Durante media hora, mientras circulábamos lentamente hacia el sur por la autopista en dirección a Quantico, me contó lo que el FBI había hecho durante las últimas veintiocho horas. Nathan Ford, de la Fundación para el Cumplimiento de la Ley, la había llamado el jueves a las tres para informarla de mi visita a la Fundación, de los avances de mi investigación hasta aquel momento y de mi pretensión de revisar los expedientes de los suicidios. Walling estuvo de acuerdo con su decisión de negarme el acceso y después lo consultó con Bob Backus, su inmediato superior. Backus le dio permiso para que dejase los perfiles en que estaba trabajando y se dedicase con prioridad a investigar las peticiones que yo había hecho en mi reunión con Ford. Hasta aquel momento, el FBI no había tenido noticias de los departamentos de policía de Denver ni de Chicago. Walling empezó a trabajar en el ordenador del Servicio de Ciencias del Comportamiento, que tenía conexión directa con el ordenador de la Fundación.

– En esencia, lo que hice fue la misma investigación que Michael Warren había hecho para ti -me dijo-. De hecho, yo estaba conectada en Quantico cuando él se introdujo en el de la Fundación. No tuve más que pedir la identificación del usuario y ver literalmente en mi portátil cómo lo hacía. En aquel momento supuse que lo habías convertido en tu fuente y que estaba haciendo la investigación para ti. Esto me obligaba a contenerme, como puedes figurarte. No tenía ninguna necesidad de venir a la capital hoy, porque en Quantico tenía fotocopias de todos los expedientes. Pero tenía que ver qué estabas haciendo. Cuando encontré la página de tu cuaderno entre las carpetas tuve una segunda confirmación de que Warren estaba filtrándote información y de que tenías fotocopias de los expedientes.
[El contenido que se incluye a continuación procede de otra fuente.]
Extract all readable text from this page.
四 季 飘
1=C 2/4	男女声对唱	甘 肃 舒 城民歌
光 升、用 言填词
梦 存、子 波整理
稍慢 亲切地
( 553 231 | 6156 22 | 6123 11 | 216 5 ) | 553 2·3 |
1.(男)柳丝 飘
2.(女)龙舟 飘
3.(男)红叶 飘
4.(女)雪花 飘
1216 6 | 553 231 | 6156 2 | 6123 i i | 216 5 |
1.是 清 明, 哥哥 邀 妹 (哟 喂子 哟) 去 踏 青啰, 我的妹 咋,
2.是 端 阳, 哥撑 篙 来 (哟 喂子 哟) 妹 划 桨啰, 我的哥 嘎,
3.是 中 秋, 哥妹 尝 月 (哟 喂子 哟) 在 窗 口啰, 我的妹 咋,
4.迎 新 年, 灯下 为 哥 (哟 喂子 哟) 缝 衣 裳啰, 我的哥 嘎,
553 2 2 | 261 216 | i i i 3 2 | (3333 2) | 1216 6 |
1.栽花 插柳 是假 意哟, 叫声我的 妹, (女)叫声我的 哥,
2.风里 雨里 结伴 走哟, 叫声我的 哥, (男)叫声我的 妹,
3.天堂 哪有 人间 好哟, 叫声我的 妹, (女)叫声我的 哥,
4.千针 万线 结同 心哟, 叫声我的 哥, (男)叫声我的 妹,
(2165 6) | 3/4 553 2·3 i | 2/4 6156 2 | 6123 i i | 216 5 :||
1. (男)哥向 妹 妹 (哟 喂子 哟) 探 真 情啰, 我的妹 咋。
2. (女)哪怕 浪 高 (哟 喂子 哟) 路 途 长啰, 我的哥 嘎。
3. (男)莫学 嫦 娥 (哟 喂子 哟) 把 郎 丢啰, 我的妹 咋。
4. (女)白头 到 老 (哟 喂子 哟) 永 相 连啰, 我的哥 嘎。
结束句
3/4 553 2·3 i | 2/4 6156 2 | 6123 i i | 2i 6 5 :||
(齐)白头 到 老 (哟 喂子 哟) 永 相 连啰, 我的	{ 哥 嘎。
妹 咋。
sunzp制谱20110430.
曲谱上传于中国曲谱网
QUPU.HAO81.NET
Sacudí la cabeza negativamente.

– ¿Qué le va a pasar a Warren?

– Después de hablar con Ford, nos hemos encarado con él esta mañana. Ha admitido lo que había hecho y hasta me ha dicho en qué hotel estabas. Ford le ha pedido su dimisión y Warren se la ha dado.

– ¡Mierda!

Sentí una punzada de culpabilidad, aunque no me pesaba demasiado lo ocurrido. No estaba seguro de si, en cierto modo, Warren había precipitado voluntariamente su propia dimisión. Quizá la había buscado. Por lo menos, eso es lo que me decía para mis adentros. Así me resultaba más fácil soportado.

– Por cierto -dijo ella-, ¿en qué ha fallado mi actuación?
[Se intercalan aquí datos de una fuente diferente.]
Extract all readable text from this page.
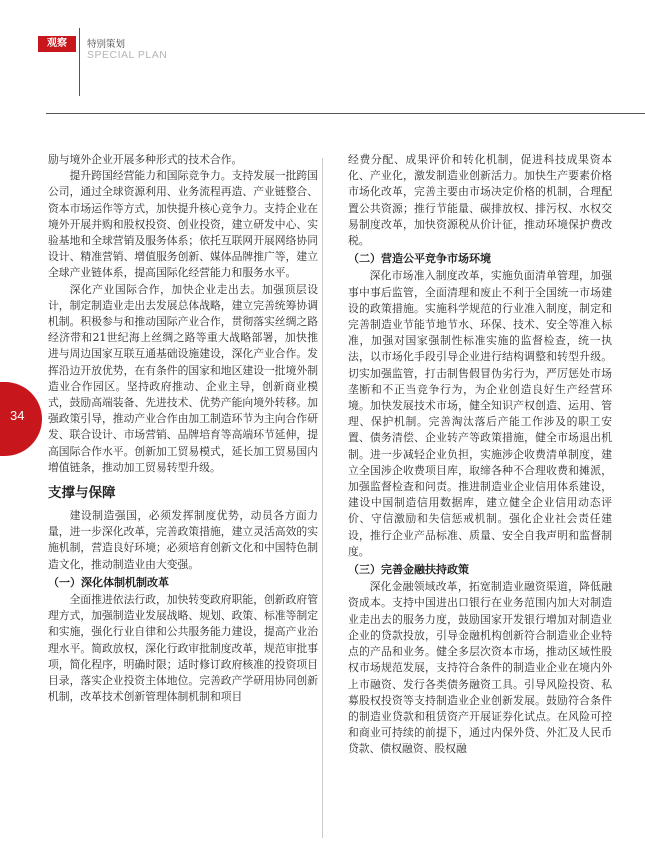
观察	特别策划
SPECIAL PLAN
34

励与境外企业开展多种形式的技术合作。

提升跨国经营能力和国际竞争力。支持发展一批跨国公司，通过全球资源利用、业务流程再造、产业链整合、资本市场运作等方式，加快提升核心竞争力。支持企业在境外开展并购和股权投资、创业投资，建立研发中心、实验基地和全球营销及服务体系；依托互联网开展网络协同设计、精准营销、增值服务创新、媒体品牌推广等，建立全球产业链体系，提高国际化经营能力和服务水平。

深化产业国际合作，加快企业走出去。加强顶层设计，制定制造业走出去发展总体战略，建立完善统筹协调机制。积极参与和推动国际产业合作，贯彻落实丝绸之路经济带和21世纪海上丝绸之路等重大战略部署，加快推进与周边国家互联互通基础设施建设，深化产业合作。发挥沿边开放优势，在有条件的国家和地区建设一批境外制造业合作园区。坚持政府推动、企业主导，创新商业模式，鼓励高端装备、先进技术、优势产能向境外转移。加强政策引导，推动产业合作由加工制造环节为主向合作研发、联合设计、市场营销、品牌培育等高端环节延伸，提高国际合作水平。创新加工贸易模式，延长加工贸易国内增值链条，推动加工贸易转型升级。

支撑与保障

建设制造强国，必须发挥制度优势，动员各方面力量，进一步深化改革，完善政策措施，建立灵活高效的实施机制，营造良好环境；必须培育创新文化和中国特色制造文化，推动制造业由大变强。

（一）深化体制机制改革

全面推进依法行政，加快转变政府职能，创新政府管理方式，加强制造业发展战略、规划、政策、标准等制定和实施，强化行业自律和公共服务能力建设，提高产业治理水平。简政放权，深化行政审批制度改革，规范审批事项，简化程序，明确时限；适时修订政府核准的投资项目目录，落实企业投资主体地位。完善政产学研用协同创新机制，改革技术创新管理体制机制和项目

经费分配、成果评价和转化机制，促进科技成果资本化、产业化，激发制造业创新活力。加快生产要素价格市场化改革，完善主要由市场决定价格的机制，合理配置公共资源；推行节能量、碳排放权、排污权、水权交易制度改革，加快资源税从价计征，推动环境保护费改税。

（二）营造公平竞争市场环境

深化市场准入制度改革，实施负面清单管理，加强事中事后监管，全面清理和废止不利于全国统一市场建设的政策措施。实施科学规范的行业准入制度，制定和完善制造业节能节地节水、环保、技术、安全等准入标准，加强对国家强制性标准实施的监督检查，统一执法，以市场化手段引导企业进行结构调整和转型升级。切实加强监管，打击制售假冒伪劣行为，严厉惩处市场垄断和不正当竞争行为，为企业创造良好生产经营环境。加快发展技术市场，健全知识产权创造、运用、管理、保护机制。完善淘汰落后产能工作涉及的职工安置、债务清偿、企业转产等政策措施，健全市场退出机制。进一步减轻企业负担，实施涉企收费清单制度，建立全国涉企收费项目库，取缔各种不合理收费和摊派，加强监督检查和问责。推进制造业企业信用体系建设，建设中国制造信用数据库，建立健全企业信用动态评价、守信激励和失信惩戒机制。强化企业社会责任建设，推行企业产品标准、质量、安全自我声明和监督制度。

（三）完善金融扶持政策

深化金融领域改革，拓宽制造业融资渠道，降低融资成本。支持中国进出口银行在业务范围内加大对制造业走出去的服务力度，鼓励国家开发银行增加对制造业企业的贷款投放，引导金融机构创新符合制造业企业特点的产品和业务。健全多层次资本市场，推动区域性股权市场规范发展，支持符合条件的制造业企业在境内外上市融资、发行各类债务融资工具。引导风险投资、私募股权投资等支持制造业企业创新发展。鼓励符合条件的制造业贷款和租赁资产开展证券化试点。在风险可控和商业可持续的前提下，通过内保外贷、外汇及人民币贷款、债权融资、股权融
– Mi redactor jefe no sabe en qué hotel estoy alojado. Sólo lo sabía Warren.

Se quedó callada unos instantes, hasta que la animé a que continuase con el relato de sus investigaciones. Me contó que el jueves por la tarde, cuando llevó a cabo su búsqueda en el ordenador, dio con los mismos trece nombres de detectives de homicidios fallecidos que Warren me había conseguido, además de mi hermano y John Brooks, de Chicago. Después se hizo con las copias de los expedientes y estuvo buscando conexiones basándose en las notas de los suicidas, como yo le había dicho a Ford que pretendía hacerlo. Contó con la ayuda de los grafólogos del FBI y de su centro de cálculo, cuya base de datos era tan completa que hacía que la del Rocky pareciera un cómic.

– Incluyendo a tu hermano y a Brooks, obtuvimos un total de cinco conexiones directas en las notas -dijo.

– Así que en unas tres horas hiciste el trabajo que a mí me había costado toda la semana. ¿Cómo incluíste a McCafferty sin tener su nota en el expediente?

Levantó el pie del acelerador y me miró. Fue sólo un instante; después volvió a darle velocidad al coche.

– No incluimos a McCafferty. Ahora tenemos a los agentes de la oficina de Baltimore trabajando en ello. Era desconcertante, pues yo tenía cinco casos incluyendo el de McCafferty.

– Entonces, ¿cuáles son tus cinco casos?

– Uf, déjame pensar…

– Vale. Mi hermano y Brooks, son dos.

Abrí mi cuaderno de notas mientras se lo decía. Correcto.

– ¿Tienes a Kotite, el de Albuquerque? -le pregunté repasando mis notas- ¿El de: «Me rondan ángeles aviesos»?

– Correcto. Lo tenemos. Había uno en…

– Dallas. Garland Petry: «Por desgracia, sé que me han despojado de mi fuerza.» Del poema «AAnnie».

– Sí, lo tenemos.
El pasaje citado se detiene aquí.